Referendum, non c’è nessuna congiura del silenzio

Nonostante la narrazione leghista, i giornali hanno dedicato paginate per illustrare i contenuti dei cinque referendum.

Mauro Barberis

Il vicepresidente del Senato, il leghista Roberto Calderoli, ha dichiarato «faccio lo sciopero della fame perché è sceso il muro del silenzio sul referendum sulla giustizia. Due terzi degli italiani non sa nemmeno che si vota il 12 giugno, figuriamoci se conoscono i quesiti». Nella stessa conferenza stampa, tenuta nella sede del Partito Radicale – originario promotore di questi referendum, che la Lega ha solo cavalcato – Calderoli ha anche denunciato  «una sorta di emergenza democratica»: il governo ha circoscritto le votazioni a una sola giornata, la domenica seguente alla chiusura delle scuole.

Calderoli fa benissimo ad attirare l’attenzione del pubblico ricorrendo agli strumenti tipici dei Radicali. Già che c’era s’è anche imbavagliato come Pannella, ma con del nastro adesivo, perché non si confondesse con la mascherina anti-Covid. Certo, i sondaggi non lasciano molte speranze ai radical-leghisti: per la validità dei referendum occorre che voti il cinquanta per cento più uno degli elettori, e siamo lontanissimi. La settimana scorsa gli intervistati oscillavano fra i due terzi e il quaranta per cento di insipienti totali: chi non sa che ci sono i referendum, né su cosa si vota. Questa settimana si attestano sul cinquanta per cento: che resta comunque una cifra da urlo.

Con la sua solita rude schiettezza, Calderoli solleva un problema reale: solo, indica le ragioni sbagliate. Intanto, non c’è alcuna congiura del silenzio: anche questo mio intervento ne è un minuscolo esempio. I giornali hanno dedicato paginate a illustrare i contenuti dei cinque referendum, e anche le tv pubbliche private, specie se più vicine alla galassia leghista, hanno fatto il loro dovere.
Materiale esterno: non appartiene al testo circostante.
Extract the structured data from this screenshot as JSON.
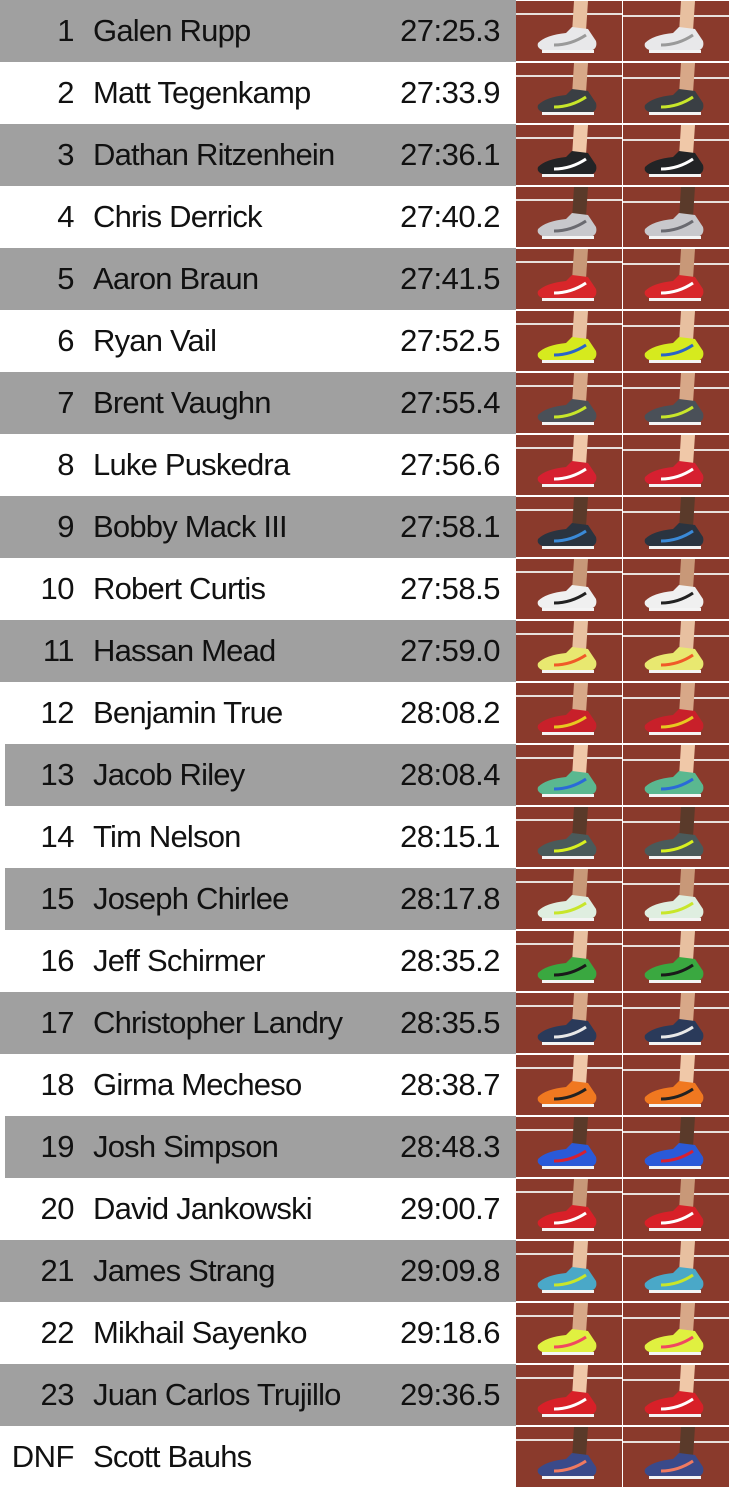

Soprattutto, mentre ai tempi di Pannella per pubblicizzare un referendum occorreva far scandalo in televisione, oggi ci sono tali e tanti modi di informarsi, vedi internet, che se uno non li usa vuol proprio dire che non ne vuole sapere.

Poi, accusare il governo, nel caso la solita ministra degli Interni Lamorgese, di aver limitato le votazioni a una sola giornata, strategicamente fissata per farle andare deserte, è come minimo ingeneroso. Governo e  Parlamento hanno pure loro fatto il proprio dovere, il secondo calendarizzando a dopo il referendum la discussione sulla legge Cartabia, che rischiava di cambiare le norme sottoposte a referendum facendone saltare due su cinque. E poi accorpare i referendum alle amministrative non sembra proprio un sabotaggio: per eleggere i sindaci sono comunque chiamati al voto nove milioni di elettori.

Se proprio uno vuole lamentarsi del fatto di non essere riuscito a mobilitare i cittadini – perché è questo il vero problema, comune ai referendum e alla disaffezione politica in generale – allora se la prenda con la Corte costituzionale. Questa ha effettivamente bocciato i quesiti più importanti, su responsabilità civile dei magistrati, cannabis ed eutanasia: sugli ultimi due dei quali, però, i Leghisti erano contrari. Ma anche lì, le ragioni sono altre. Come ha osservato Giovanni Maria Flick, ex presidente della Corte, i referendum si chiedono su grandi questioni secche, divorzio sì oppure no, aborto sì o no, non su temi al contempo minuti e complessi come questi. C’è un livello di specificità o di complessità oltre il quale la comunicazione politica non può andare: è l’informazione, bellezza. E poi, per dirla con Lenin, i cittadini hanno anche diritto di votare con i piedi. Beninteso, nel senso di andare o non andare a votare (cosiddetto foot voting): cosa avevate capito?